EGM’s Best of 2022: #2 God of War Ragnarok
From now until the end of the year, we’re counting down EGM’s Best of 2022. Today, it’s time for the #2 slot on our list. Check back tomorrow for not only our Game of the Year, but our final editor’s personal picks.
02 | God of War Ragnarok |
There’s a telling and maybe even confessional quirk in the way Santa Monica Studio animates God of War Ragnarök’s surly Spartan protagonist, Kratos. Whenever he picks up something comically large—a tree stump, a boulder, a big-ass dragon—he doesn’t just hoist it in the carefree, physics-defying way you might see in a superhero cartoon or anime. He has to work at it. His muscles flex, the slack snaps out of his tendons, and Chris Judge’s brilliant voice work conveys the audible burst of effort. We understand, without a single word being spoken, that for Kratos godhood doesn’t mean the impossible becomes easy. It means that the improbable becomes attainable.

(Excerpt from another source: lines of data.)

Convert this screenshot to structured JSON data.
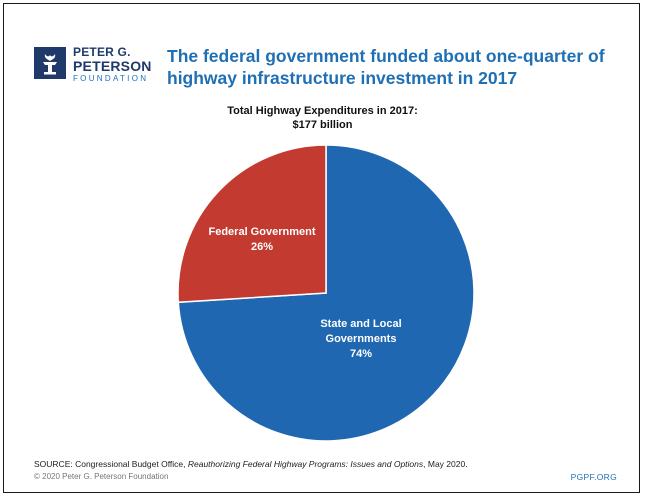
{
  "brand": {
    "line1": "PETER G.",
    "line2": "PETERSON",
    "line3": "FOUNDATION",
    "logo_icon": "torch-icon",
    "colors": {
      "navy": "#1f3a6a",
      "blue": "#1f6fb5"
    }
  },
  "headline": "The federal government funded about one-quarter of highway infrastructure investment in 2017",
  "chart_data": {
    "type": "pie",
    "title": "Total Highway Expenditures in 2017:",
    "subtitle": "$177 billion",
    "slices": [
      {
        "label": "State and Local Governments",
        "label_lines": [
          "State and Local",
          "Governments"
        ],
        "value": 74,
        "value_label": "74%",
        "color": "#1f67b1"
      },
      {
        "label": "Federal Government",
        "label_lines": [
          "Federal Government"
        ],
        "value": 26,
        "value_label": "26%",
        "color": "#c33a30"
      }
    ],
    "start_angle": "12 o'clock, clockwise",
    "legend": "none"
  },
  "footer": {
    "source_prefix": "SOURCE: Congressional Budget Office, ",
    "source_title": "Reauthorizing Federal Highway Programs: Issues and Options",
    "source_suffix": ", May 2020.",
    "copyright": "© 2020 Peter G. Peterson Foundation",
    "url": "PGPF.ORG"
  }
}
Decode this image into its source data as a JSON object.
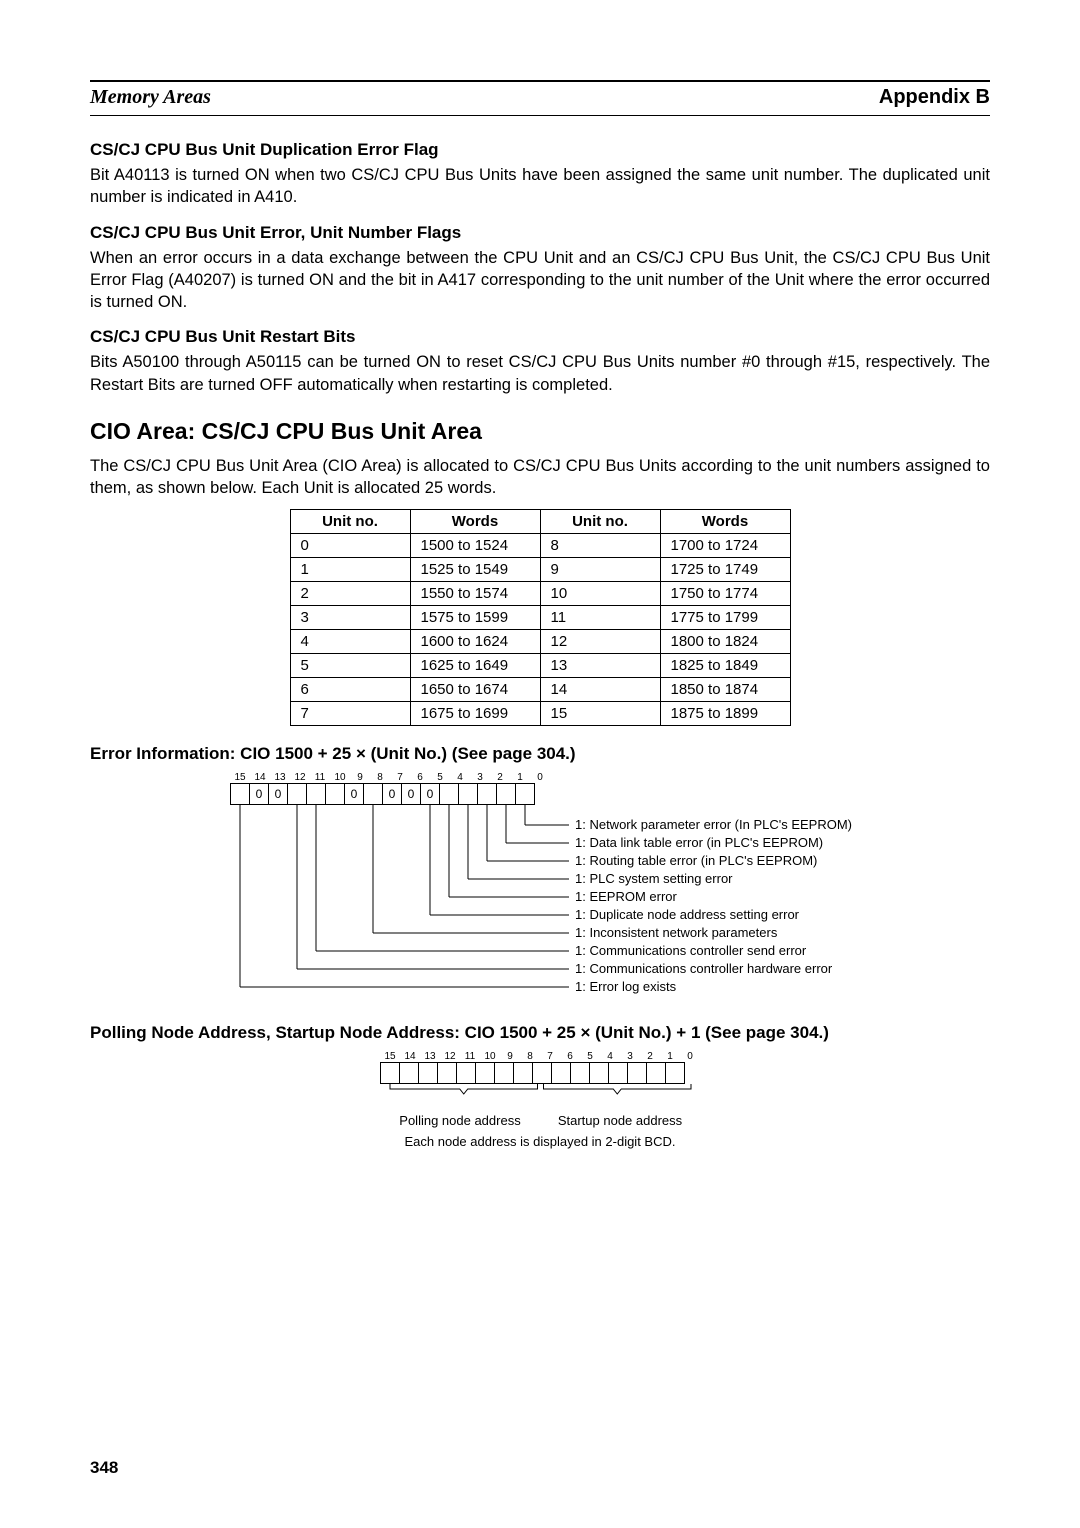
{
  "header": {
    "left": "Memory Areas",
    "right": "Appendix B"
  },
  "sections": {
    "dup_flag": {
      "title": "CS/CJ CPU Bus Unit Duplication Error Flag",
      "body": "Bit A40113 is turned ON when two CS/CJ CPU Bus Units have been assigned the same unit number. The duplicated unit number is indicated in A410."
    },
    "err_flags": {
      "title": "CS/CJ CPU Bus Unit Error, Unit Number Flags",
      "body": "When an error occurs in a data exchange between the CPU Unit and an CS/CJ CPU Bus Unit, the CS/CJ CPU Bus Unit Error Flag (A40207) is turned ON and the bit in A417 corresponding to the unit number of the Unit where the error occurred is turned ON."
    },
    "restart": {
      "title": "CS/CJ CPU Bus Unit Restart Bits",
      "body": "Bits A50100 through A50115 can be turned ON to reset CS/CJ CPU Bus Units number #0 through #15, respectively. The Restart Bits are turned OFF automatically when restarting is completed."
    },
    "cio_area": {
      "title": "CIO Area: CS/CJ CPU Bus Unit Area",
      "body": "The CS/CJ CPU Bus Unit Area (CIO Area) is allocated to CS/CJ CPU Bus Units according to the unit numbers assigned to them, as shown below. Each Unit is allocated 25 words."
    },
    "error_info": {
      "title": "Error Information: CIO 1500 + 25 × (Unit No.) (See page 304.)"
    },
    "polling": {
      "title": "Polling Node Address, Startup Node Address: CIO 1500 + 25 × (Unit No.) + 1 (See page 304.)"
    }
  },
  "unit_table": {
    "headers": [
      "Unit no.",
      "Words",
      "Unit no.",
      "Words"
    ],
    "rows": [
      [
        "0",
        "1500 to 1524",
        "8",
        "1700 to 1724"
      ],
      [
        "1",
        "1525 to 1549",
        "9",
        "1725 to 1749"
      ],
      [
        "2",
        "1550 to 1574",
        "10",
        "1750 to 1774"
      ],
      [
        "3",
        "1575 to 1599",
        "11",
        "1775 to 1799"
      ],
      [
        "4",
        "1600 to 1624",
        "12",
        "1800 to 1824"
      ],
      [
        "5",
        "1625 to 1649",
        "13",
        "1825 to 1849"
      ],
      [
        "6",
        "1650 to 1674",
        "14",
        "1850 to 1874"
      ],
      [
        "7",
        "1675 to 1699",
        "15",
        "1875 to 1899"
      ]
    ]
  },
  "diagram1": {
    "bit_numbers": [
      "15",
      "14",
      "13",
      "12",
      "11",
      "10",
      "9",
      "8",
      "7",
      "6",
      "5",
      "4",
      "3",
      "2",
      "1",
      "0"
    ],
    "bit_values": [
      "",
      "0",
      "0",
      "",
      "",
      "",
      "0",
      "",
      "0",
      "0",
      "0",
      "",
      "",
      "",
      "",
      ""
    ],
    "labels": [
      "1:  Network parameter error (In PLC's EEPROM)",
      "1:  Data link table error (in PLC's EEPROM)",
      "1:  Routing table error (in PLC's EEPROM)",
      "1:  PLC system setting error",
      "1:  EEPROM error",
      "1:  Duplicate node address setting error",
      "1:  Inconsistent network parameters",
      "1:  Communications controller send error",
      "1:  Communications controller hardware error",
      "1:  Error log exists"
    ],
    "line_color": "#000000"
  },
  "diagram2": {
    "bit_numbers": [
      "15",
      "14",
      "13",
      "12",
      "11",
      "10",
      "9",
      "8",
      "7",
      "6",
      "5",
      "4",
      "3",
      "2",
      "1",
      "0"
    ],
    "left_label": "Polling node address",
    "right_label": "Startup node address",
    "caption": "Each node address is displayed in 2-digit BCD."
  },
  "page_number": "348"
}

This is, of course, a brilliant miniature encapsulation of the story toward which God of War Ragnarök deploys so much of its considerable artistry. The themes on display through Kratos’s journey are those of constant struggle, most notably in the idea that our humanity is something we must practice—a muscle to be flexed and exercised. In further developing his relationship with his son, Atreus, Sony Santa Monica manages to push Kratos in unexpected ways, and evolve him yet further from his origins as a hypermasculine punchline into one of the more compelling characters in the medium today.
But that animation quirk is also, in a way, an apt metaphor for Ragnarök itself. This was a project that itself carried no shortage of heavy burdens. It needed to maintain the momentum of the last game, which found critical and popular success in reinvigorating a series that had seemed well past saving. It needed to wrap up its ongoing story, doing justice to the established characters and plot points—and gaming history is littered with cautionary tales showing how hard it is to deliver satisfying endings.
Ragnarök successfully carries all that weight, but it would be a slight to the developers to say they made it look easy. Refreshing combat with new weapons, mechanics, and a staggering number of new enemy types was certainly a massive undertaking, but one that paid off marvelously by making an already great action experience even more satisfying. Sony Santa Monica took similar pains to expand the scope of the game world, with entirely new realms requiring their own visual language and gameplay hooks, in addition to reimagined takes on areas we’ve already visited. That’s not to mention the added challenge the studio set for itself in making Atreus playable for big chunks of the game, and adding in multiple new AI companion characters that join you in combat throughout the story, all with different ways to contribute.
Ragnarök is triple-A refinement at its most successful and considered, a massive game that owes its power not toward any special genius or innovation but to the sustained, focused efforts of many talented individuals, all pulling together to attain something improbably great. Not easy, but great.